Prothero thinks, however, that something is missing when we look only at common ground. “The way forward for interreligious dialog isn’t by pretending that all religions are the same, but by grappling with the differences,” Prothero asserts. Tolerance or even respect “isn’t really grounded unless it’s grounded in the reality of the differences as well as the similarities of the world’s religions.”

The search for common ground has been encouraged in part from a fear of conflict and even war, according to Prothero. He maintains, however, that “it’s possible to have difference without conflict.”

Prothero goes one step further in encouraging the study of different religions. Each religion has unique beauty, contributions, and insights. We can study other religions just because they are intriguing and we might learn something about others—and even ourselves.

“People disagree about the most basic things, like how many gods are there?” Prothero says. “Some say zero, and they’re religious: Buddhists and Confucians. Some say one: the Abrahamic religions. Some say more than one: Hindus classically have said that, although … most American Hindus are also monotheists.”

Each major religion has its own way of defining problems, solutions, and the path from problem to solution. Prothero gives basic examples from the three Abrahamic religions. Christianity underscores the problem of sin, so hard to eradicate that God had to take on human form and die on the cross. Christians emphasize heaven and life after death (and might be surprised to learn that non-Christians wonder about that preoccupation). Judaism focuses on human exile from one another and from God, and tries to work out ways to return to God; law and storytelling are central to Jewish practice. Islam takes on problems that arise from excessive pride and self-sufficiency, underscoring the need to submit to God and practice the austerities of the faith.

Of course, religions also have difficult teachings. The Bible, Quran, and other sacred texts have passages that seem to extol violence. Sympathizers may be tempted to pretend that the passages do not exist. Opponents might seize on passages to discredit a religion. Prothero recommends a third approach: find out what these passages mean to each religion’s adherents, in the full context of their tradition.

While admitting discomfort with the Quran’s passages about hell and fighting for the tradition, Prothero makes another point. Christianity started as a pacifist tradition, in his view. Centuries after Jesus’ death, the Roman Catholic Church saw reason to develop a theory of just war. Islam, by contrast, had a theory of just war from its earliest days, with rules against killing noncombatants and destroying property. “I can see the good and the bad of each of those traditions,” Prothero summarizes.

About Stephen Prothero

Stephen Prothero is a professor of religion at Boston University specializing in American religions. He received his BA from Yale College in American Studies and his MA and Ph.D. from Harvard University in the Study of Religion.

A historian of American religions, Prothero has written six books, including The White Buddhist: The Asian Odyssey of Henry Steel Olcott, which won the Best First Book award of the American Academy of Religion in 1997, and American Jesus: How the Son of God Became a National Icon, which was named one of the top religion books for 2003 by Publishers Weekly. His two most recent projects are the New York Times bestseller Religious Literacy: What Every American Needs to Know—and Doesn’t and God Is Not One: The Eight Rival Religions that Run the World and Why Their Differences Matter.

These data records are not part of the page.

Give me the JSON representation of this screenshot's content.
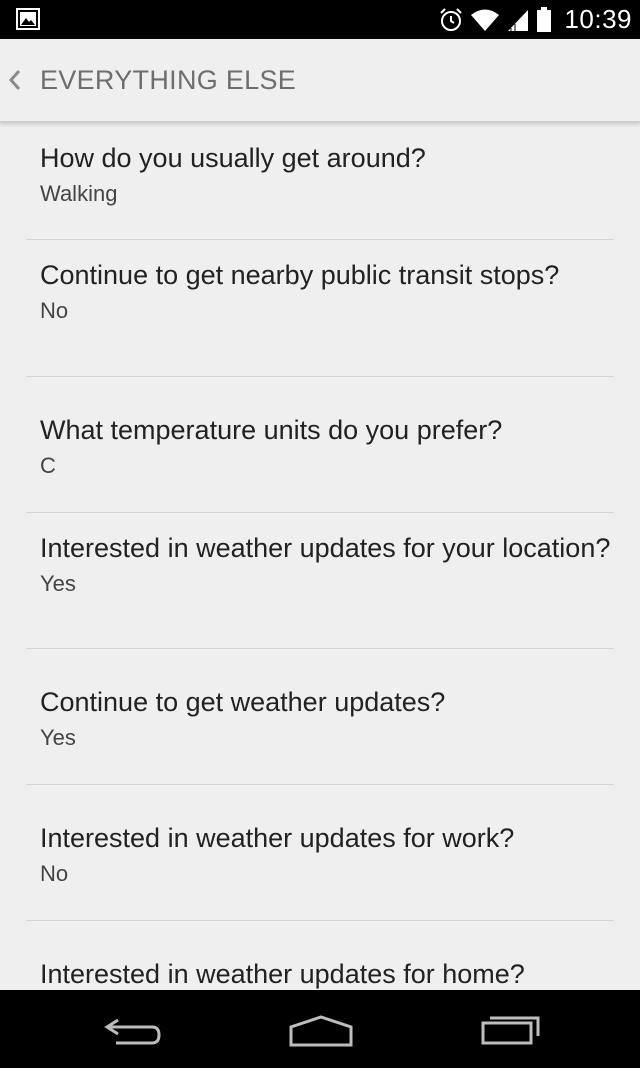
{
  "status_bar": {
    "time": "10:39",
    "icons": [
      "image-icon",
      "alarm-icon",
      "wifi-icon",
      "signal-icon",
      "battery-icon"
    ]
  },
  "action_bar": {
    "title": "EVERYTHING ELSE",
    "back_icon": "chevron-left-icon"
  },
  "settings": [
    {
      "question": "How do you usually get around?",
      "answer": "Walking"
    },
    {
      "question": "Continue to get nearby public transit stops?",
      "answer": "No"
    },
    {
      "question": "What temperature units do you prefer?",
      "answer": "C"
    },
    {
      "question": "Interested in weather updates for your location?",
      "answer": "Yes"
    },
    {
      "question": "Continue to get weather updates?",
      "answer": "Yes"
    },
    {
      "question": "Interested in weather updates for work?",
      "answer": "No"
    },
    {
      "question": "Interested in weather updates for home?",
      "answer": ""
    }
  ],
  "nav_bar": {
    "icons": [
      "back-icon",
      "home-icon",
      "recents-icon"
    ]
  },
  "colors": {
    "background": "#efefef",
    "status_bar": "#000000",
    "title_text": "#6e6e6e",
    "divider": "#d4d4d4"
  }
}
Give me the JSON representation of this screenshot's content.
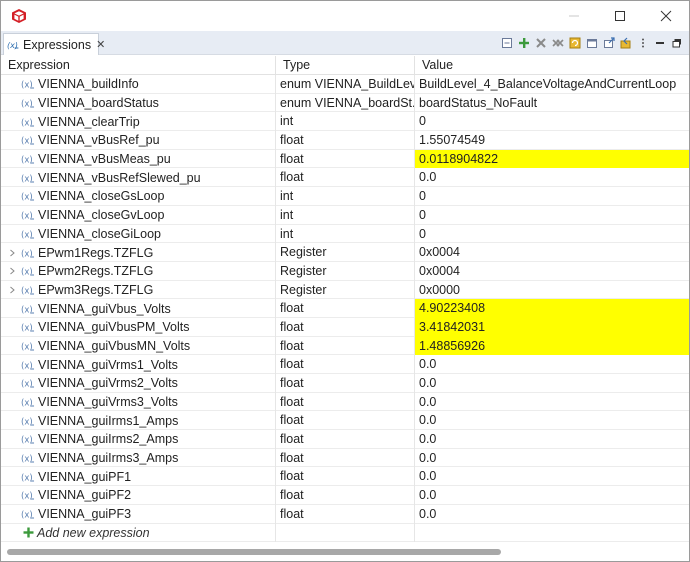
{
  "window": {
    "app_icon": "ccs-cube-icon",
    "controls": {
      "minimize": "minimize-icon",
      "maximize": "maximize-icon",
      "close": "close-icon"
    }
  },
  "tab": {
    "label": "Expressions",
    "icon": "expressions-icon",
    "close": "✕"
  },
  "toolbar": {
    "buttons": [
      "collapse-all-icon",
      "add-expression-icon",
      "remove-icon",
      "remove-all-icon",
      "refresh-icon",
      "new-watch-icon",
      "export-icon",
      "import-icon",
      "view-menu-icon",
      "minimize-view-icon",
      "maximize-view-icon"
    ]
  },
  "columns": {
    "expression": "Expression",
    "type": "Type",
    "value": "Value"
  },
  "rows": [
    {
      "name": "VIENNA_buildInfo",
      "type": "enum VIENNA_BuildLev...",
      "value": "BuildLevel_4_BalanceVoltageAndCurrentLoop",
      "highlight": false,
      "expandable": false
    },
    {
      "name": "VIENNA_boardStatus",
      "type": "enum VIENNA_boardSt...",
      "value": "boardStatus_NoFault",
      "highlight": false,
      "expandable": false
    },
    {
      "name": "VIENNA_clearTrip",
      "type": "int",
      "value": "0",
      "highlight": false,
      "expandable": false
    },
    {
      "name": "VIENNA_vBusRef_pu",
      "type": "float",
      "value": "1.55074549",
      "highlight": false,
      "expandable": false
    },
    {
      "name": "VIENNA_vBusMeas_pu",
      "type": "float",
      "value": "0.0118904822",
      "highlight": true,
      "expandable": false
    },
    {
      "name": "VIENNA_vBusRefSlewed_pu",
      "type": "float",
      "value": "0.0",
      "highlight": false,
      "expandable": false
    },
    {
      "name": "VIENNA_closeGsLoop",
      "type": "int",
      "value": "0",
      "highlight": false,
      "expandable": false
    },
    {
      "name": "VIENNA_closeGvLoop",
      "type": "int",
      "value": "0",
      "highlight": false,
      "expandable": false
    },
    {
      "name": "VIENNA_closeGiLoop",
      "type": "int",
      "value": "0",
      "highlight": false,
      "expandable": false
    },
    {
      "name": "EPwm1Regs.TZFLG",
      "type": "Register",
      "value": "0x0004",
      "highlight": false,
      "expandable": true
    },
    {
      "name": "EPwm2Regs.TZFLG",
      "type": "Register",
      "value": "0x0004",
      "highlight": false,
      "expandable": true
    },
    {
      "name": "EPwm3Regs.TZFLG",
      "type": "Register",
      "value": "0x0000",
      "highlight": false,
      "expandable": true
    },
    {
      "name": "VIENNA_guiVbus_Volts",
      "type": "float",
      "value": "4.90223408",
      "highlight": true,
      "expandable": false
    },
    {
      "name": "VIENNA_guiVbusPM_Volts",
      "type": "float",
      "value": "3.41842031",
      "highlight": true,
      "expandable": false
    },
    {
      "name": "VIENNA_guiVbusMN_Volts",
      "type": "float",
      "value": "1.48856926",
      "highlight": true,
      "expandable": false
    },
    {
      "name": "VIENNA_guiVrms1_Volts",
      "type": "float",
      "value": "0.0",
      "highlight": false,
      "expandable": false
    },
    {
      "name": "VIENNA_guiVrms2_Volts",
      "type": "float",
      "value": "0.0",
      "highlight": false,
      "expandable": false
    },
    {
      "name": "VIENNA_guiVrms3_Volts",
      "type": "float",
      "value": "0.0",
      "highlight": false,
      "expandable": false
    },
    {
      "name": "VIENNA_guiIrms1_Amps",
      "type": "float",
      "value": "0.0",
      "highlight": false,
      "expandable": false
    },
    {
      "name": "VIENNA_guiIrms2_Amps",
      "type": "float",
      "value": "0.0",
      "highlight": false,
      "expandable": false
    },
    {
      "name": "VIENNA_guiIrms3_Amps",
      "type": "float",
      "value": "0.0",
      "highlight": false,
      "expandable": false
    },
    {
      "name": "VIENNA_guiPF1",
      "type": "float",
      "value": "0.0",
      "highlight": false,
      "expandable": false
    },
    {
      "name": "VIENNA_guiPF2",
      "type": "float",
      "value": "0.0",
      "highlight": false,
      "expandable": false
    },
    {
      "name": "VIENNA_guiPF3",
      "type": "float",
      "value": "0.0",
      "highlight": false,
      "expandable": false
    }
  ],
  "add_row": {
    "label": "Add new expression",
    "icon": "plus-icon"
  },
  "colors": {
    "highlight": "#ffff00",
    "tab_bar": "#e7ecf4",
    "variable_icon": "#5a7fb0",
    "add_icon": "#3c9a3c"
  }
}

In addition to his scholarly work, which includes peer-reviewed articles in the Journal of the American Academy of Religion, Prothero has written for a variety of popular magazines and newspapers, including the New York Times, the Wall Street Journal, USA Today, Newsweek, Slate, Salon, the Washington Post, the Los Angeles Times, and the Boston Globe. He has commented on religion on NPR and on such television programs as The Colbert Report, The Daily Show with Jon Stewart, The Oprah Winfrey Show, The O’Reilly Factor, and The Today Show. He is also a regular contributor to CNN’s Belief Blog.